No mesmo dia, o Chico foi ter com um velho camarada, empregado
antigo da Central, e perguntou-lhe se
conhecia um sujeito
que ali tinha
estado algum tempo, chamado
Alexandrino Pimentel.
- Um bêbado! - respondeu prontamente o outro.
- Bêbado?
- Bêbado, sim! Foi por isso que o Passos o pôs na rua!
- Mas não se terá corrigido?
- Não sei; nunca mais ouvi falar nele. Quem te pode informar com
segurança é o Trancoso. - Sim, que ele era casado com a filha do Trancoso, por
sinal que não se dava com o sogro.
- Casado?
- Casado, sim!
- Quem é esse Trancoso?
- Um ex-colega meu, aposentado há uns quatro anos.
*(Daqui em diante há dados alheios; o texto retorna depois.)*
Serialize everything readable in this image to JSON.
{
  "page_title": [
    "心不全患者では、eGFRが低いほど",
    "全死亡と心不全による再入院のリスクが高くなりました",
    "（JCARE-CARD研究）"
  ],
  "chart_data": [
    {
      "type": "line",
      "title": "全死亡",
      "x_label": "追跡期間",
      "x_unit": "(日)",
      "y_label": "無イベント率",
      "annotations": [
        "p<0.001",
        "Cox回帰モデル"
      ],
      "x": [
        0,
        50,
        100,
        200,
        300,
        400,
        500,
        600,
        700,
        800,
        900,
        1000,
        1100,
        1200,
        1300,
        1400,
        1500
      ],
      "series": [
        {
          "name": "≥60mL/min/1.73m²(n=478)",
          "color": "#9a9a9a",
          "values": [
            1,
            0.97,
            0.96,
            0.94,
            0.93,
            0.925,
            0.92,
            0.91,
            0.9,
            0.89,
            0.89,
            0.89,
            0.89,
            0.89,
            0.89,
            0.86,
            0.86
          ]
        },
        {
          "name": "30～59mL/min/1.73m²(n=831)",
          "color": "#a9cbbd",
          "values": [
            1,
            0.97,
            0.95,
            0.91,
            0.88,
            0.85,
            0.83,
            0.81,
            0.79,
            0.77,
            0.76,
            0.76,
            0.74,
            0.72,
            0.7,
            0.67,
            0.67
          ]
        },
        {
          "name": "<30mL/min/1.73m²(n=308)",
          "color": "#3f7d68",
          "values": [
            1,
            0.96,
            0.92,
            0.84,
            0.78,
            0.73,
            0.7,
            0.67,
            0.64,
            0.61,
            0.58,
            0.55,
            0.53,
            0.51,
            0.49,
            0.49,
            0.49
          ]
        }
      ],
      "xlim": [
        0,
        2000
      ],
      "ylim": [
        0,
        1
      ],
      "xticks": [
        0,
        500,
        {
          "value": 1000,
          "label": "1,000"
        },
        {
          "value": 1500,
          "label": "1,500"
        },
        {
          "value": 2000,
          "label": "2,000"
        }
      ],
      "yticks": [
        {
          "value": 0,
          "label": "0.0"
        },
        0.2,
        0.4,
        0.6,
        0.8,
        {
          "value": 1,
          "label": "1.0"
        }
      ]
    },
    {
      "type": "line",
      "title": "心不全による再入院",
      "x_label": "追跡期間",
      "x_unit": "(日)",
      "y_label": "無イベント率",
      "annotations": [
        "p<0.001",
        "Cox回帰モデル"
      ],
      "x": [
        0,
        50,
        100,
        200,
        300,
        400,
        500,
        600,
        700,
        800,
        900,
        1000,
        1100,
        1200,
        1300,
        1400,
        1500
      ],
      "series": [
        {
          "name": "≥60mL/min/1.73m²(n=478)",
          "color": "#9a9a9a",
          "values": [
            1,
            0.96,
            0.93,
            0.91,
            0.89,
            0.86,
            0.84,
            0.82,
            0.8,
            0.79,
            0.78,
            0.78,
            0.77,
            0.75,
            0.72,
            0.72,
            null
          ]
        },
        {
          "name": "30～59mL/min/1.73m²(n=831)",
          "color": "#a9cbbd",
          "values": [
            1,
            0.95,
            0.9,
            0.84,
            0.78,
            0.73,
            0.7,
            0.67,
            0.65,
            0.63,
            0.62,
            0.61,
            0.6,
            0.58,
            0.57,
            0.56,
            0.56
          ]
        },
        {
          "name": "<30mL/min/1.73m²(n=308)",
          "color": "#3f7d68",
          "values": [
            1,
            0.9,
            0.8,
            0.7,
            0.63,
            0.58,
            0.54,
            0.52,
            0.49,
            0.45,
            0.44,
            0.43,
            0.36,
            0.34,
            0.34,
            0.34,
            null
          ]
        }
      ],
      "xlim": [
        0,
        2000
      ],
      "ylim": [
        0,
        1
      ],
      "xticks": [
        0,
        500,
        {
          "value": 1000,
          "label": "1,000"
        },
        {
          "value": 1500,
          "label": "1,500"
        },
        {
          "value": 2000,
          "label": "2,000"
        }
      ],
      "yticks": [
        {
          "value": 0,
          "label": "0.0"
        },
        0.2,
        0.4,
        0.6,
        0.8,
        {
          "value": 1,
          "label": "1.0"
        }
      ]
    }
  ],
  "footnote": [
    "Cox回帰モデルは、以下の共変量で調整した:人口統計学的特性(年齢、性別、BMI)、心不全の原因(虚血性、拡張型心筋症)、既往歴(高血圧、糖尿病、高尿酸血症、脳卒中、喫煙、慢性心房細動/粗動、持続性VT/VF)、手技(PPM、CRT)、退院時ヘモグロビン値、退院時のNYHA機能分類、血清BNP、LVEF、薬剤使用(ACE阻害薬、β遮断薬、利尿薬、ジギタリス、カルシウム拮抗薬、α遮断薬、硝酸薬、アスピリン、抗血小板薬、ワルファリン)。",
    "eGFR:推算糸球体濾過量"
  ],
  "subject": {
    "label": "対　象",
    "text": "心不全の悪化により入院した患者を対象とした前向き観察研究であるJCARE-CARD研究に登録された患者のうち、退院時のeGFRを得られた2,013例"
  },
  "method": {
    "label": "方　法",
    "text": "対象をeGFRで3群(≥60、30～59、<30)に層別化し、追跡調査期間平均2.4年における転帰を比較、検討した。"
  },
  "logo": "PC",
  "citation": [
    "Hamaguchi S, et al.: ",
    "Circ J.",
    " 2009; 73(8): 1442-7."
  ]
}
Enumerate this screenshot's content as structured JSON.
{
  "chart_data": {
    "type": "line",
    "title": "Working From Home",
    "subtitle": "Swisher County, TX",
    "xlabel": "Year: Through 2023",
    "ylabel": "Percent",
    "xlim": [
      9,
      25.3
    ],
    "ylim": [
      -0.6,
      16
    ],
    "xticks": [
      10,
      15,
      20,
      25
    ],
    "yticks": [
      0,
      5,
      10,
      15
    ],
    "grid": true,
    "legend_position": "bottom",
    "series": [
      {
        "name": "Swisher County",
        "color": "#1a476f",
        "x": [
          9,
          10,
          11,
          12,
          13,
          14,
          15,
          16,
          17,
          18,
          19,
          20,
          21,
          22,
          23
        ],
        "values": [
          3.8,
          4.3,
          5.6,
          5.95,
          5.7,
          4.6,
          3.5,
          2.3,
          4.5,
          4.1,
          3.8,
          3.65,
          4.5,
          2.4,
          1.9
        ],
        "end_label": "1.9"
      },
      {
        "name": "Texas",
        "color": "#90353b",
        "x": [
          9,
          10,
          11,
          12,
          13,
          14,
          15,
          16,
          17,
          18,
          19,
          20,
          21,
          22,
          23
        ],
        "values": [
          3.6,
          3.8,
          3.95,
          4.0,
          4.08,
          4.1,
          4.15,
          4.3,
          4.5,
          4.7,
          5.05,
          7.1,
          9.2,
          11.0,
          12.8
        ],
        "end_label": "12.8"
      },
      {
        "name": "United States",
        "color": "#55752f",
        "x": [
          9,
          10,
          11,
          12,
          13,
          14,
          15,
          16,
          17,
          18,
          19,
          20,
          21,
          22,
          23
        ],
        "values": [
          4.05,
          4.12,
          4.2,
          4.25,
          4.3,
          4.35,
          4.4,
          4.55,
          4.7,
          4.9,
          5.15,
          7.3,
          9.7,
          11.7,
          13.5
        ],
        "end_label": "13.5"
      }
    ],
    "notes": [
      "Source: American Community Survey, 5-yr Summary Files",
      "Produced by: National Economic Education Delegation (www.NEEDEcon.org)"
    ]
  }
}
Mora lá para os
lados de Inhaúma.
- Podes dar-me um bilhete de apresentação para ele?
- Pois não!
No dia seguinte o Chico estava em Inhaúma, à procura do tal
Trancoso, que já lá não morava; havia seis meses que se mudara para Copacabana,
onde adquirira uma casinha; entretanto o pobre rapaz não esmoreceu diante de
uma tremenda maçada, e no outro dia, depois de duas horas de indagações, batia
à porta do Trancoso.
Veio abrir-lha um
velho asmático, envolvido
numa capa, lenço
de seda ao pescoço, carapuça enterrada até às
orelhas, barba por fazer, cara de poucos amigos.
Quando o Chico pronunciou o nome de Alexandrino Pimentel, o velho
enfureceu-se, gritando que nada tinha de comum com "esse bandido"!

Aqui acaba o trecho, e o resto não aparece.